Nella prima parte, affronteremo questioni più generali che rimandano, da un lato, al clima di catastrofe che si respira, alla sua difficile governabilità che a sua volta rende centrale e virulento il ricorso delle classi dominanti alla propaganda e alla manipolazione, e a tutte quelle tecniche che rendano continuabile l’accumulazione, costi quel che costi (e infatti, tra gli a rischio estinzione, c’è anche la facoltà umana del pensare, del dubitare)- inquadriamo in questo senso il PNRR (Piano Nazionale di Ripresa e Resilienza). Rifletteremo anche sulla centralità, tanto materiale quanto teorica, assunta dai territori in questa fase in cui sviluppo capitalistico, guerre di rapina, nocività crescenti, colonizzazione del pianeta ma anche dell’immaginario e delle interiorità degli/le oppressi/e, appaiono come un tutt’uno tanto terribile quanto fantasmagorico e sfuggente. Come si capisce, i due piani sono per noi intrecciati e, anche per questo, ci sembrano sospese in questo tempo sia occasioni potenziali che pericoli imminenti. È, a parere nostro, compito delle critiche radicali costruire (riappropriarci di) strumenti utili a pensare e ad agire con il fine della liberazione. Qui e là, in questa prima sezione, troverete anche accenni a vicende di oppressioni specifiche siciliane: storie da ricordare come tutte quelle ancora invendicate.

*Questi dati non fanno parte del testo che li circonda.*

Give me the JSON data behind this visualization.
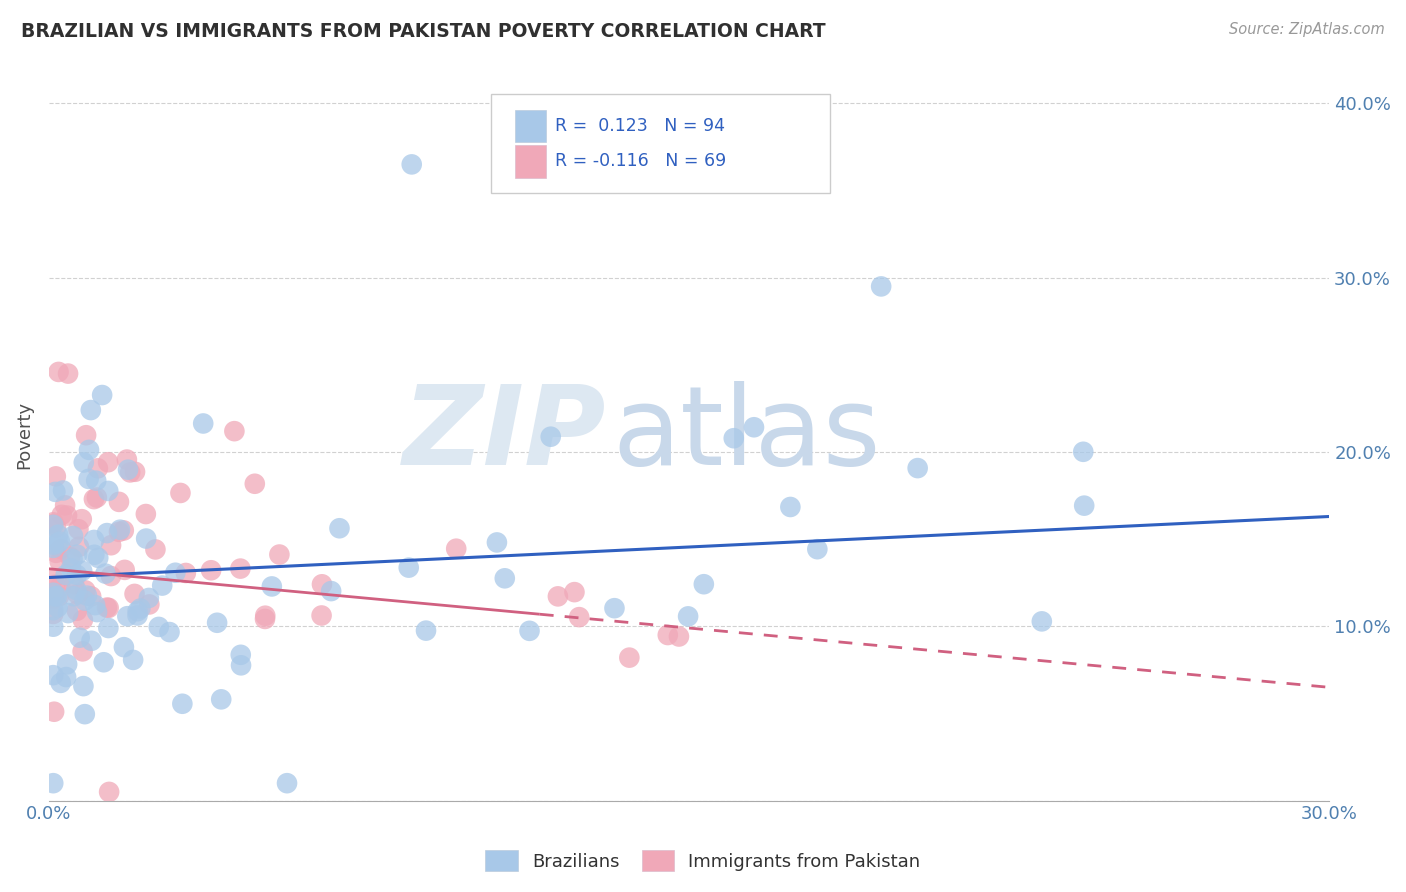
{
  "title": "BRAZILIAN VS IMMIGRANTS FROM PAKISTAN POVERTY CORRELATION CHART",
  "source": "Source: ZipAtlas.com",
  "ylabel": "Poverty",
  "xlim": [
    0.0,
    0.3
  ],
  "ylim": [
    0.0,
    0.42
  ],
  "brazil_color": "#a8c8e8",
  "pakistan_color": "#f0a8b8",
  "brazil_line_color": "#3060c0",
  "pakistan_line_color": "#d06080",
  "brazil_R": 0.123,
  "brazil_N": 94,
  "pakistan_R": -0.116,
  "pakistan_N": 69,
  "grid_color": "#cccccc",
  "background_color": "#ffffff",
  "title_color": "#303030",
  "axis_label_color": "#505050",
  "tick_color": "#5080b0",
  "legend_text_color": "#3060c0",
  "watermark_zip_color": "#dde8f2",
  "watermark_atlas_color": "#c8d8ea"
}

La seconda parte è quella più di inchiesta, qui ci concentreremo su alcuni progetti in corso e in cantiere che modificheranno la fisionomia e gli equilibri ecologici di interi territori (alcuni già devastati). Al tempo stesso, proprio perché la propaganda prepara il terreno materiale delle devastazioni, non tralasceremo neanche qui la critica del suo ruolo nelle vicende raccontate e, in alcuni casi, chi sono i produttori prèt à porter di ideologia al suo servizio.

A fare da rumore di fondo all’interezza di questo testo il sentire, ancor prima del con-sapere, che uno scontro ultimativo tra capitale e possibilità libertarie della frazione occidentale della Specie si sta giocando in questi anni densi di avvenimenti, di bombardamenti e di fumi. Il sentire, quindi, che è più che mai imprescindibile l’affrontare- innanzitutto tra le minoranze agenti, poi chissà- l’effetto ottico e polmonare dei fumi che inquinano i corpi e le menti, per scorgere nuovi, potenziali punti di appoggio dello sguardo, grazie ai quali sovvertire gli avvenimenti già decisi e immaginare una vita radicalmente altra tornerà possibile.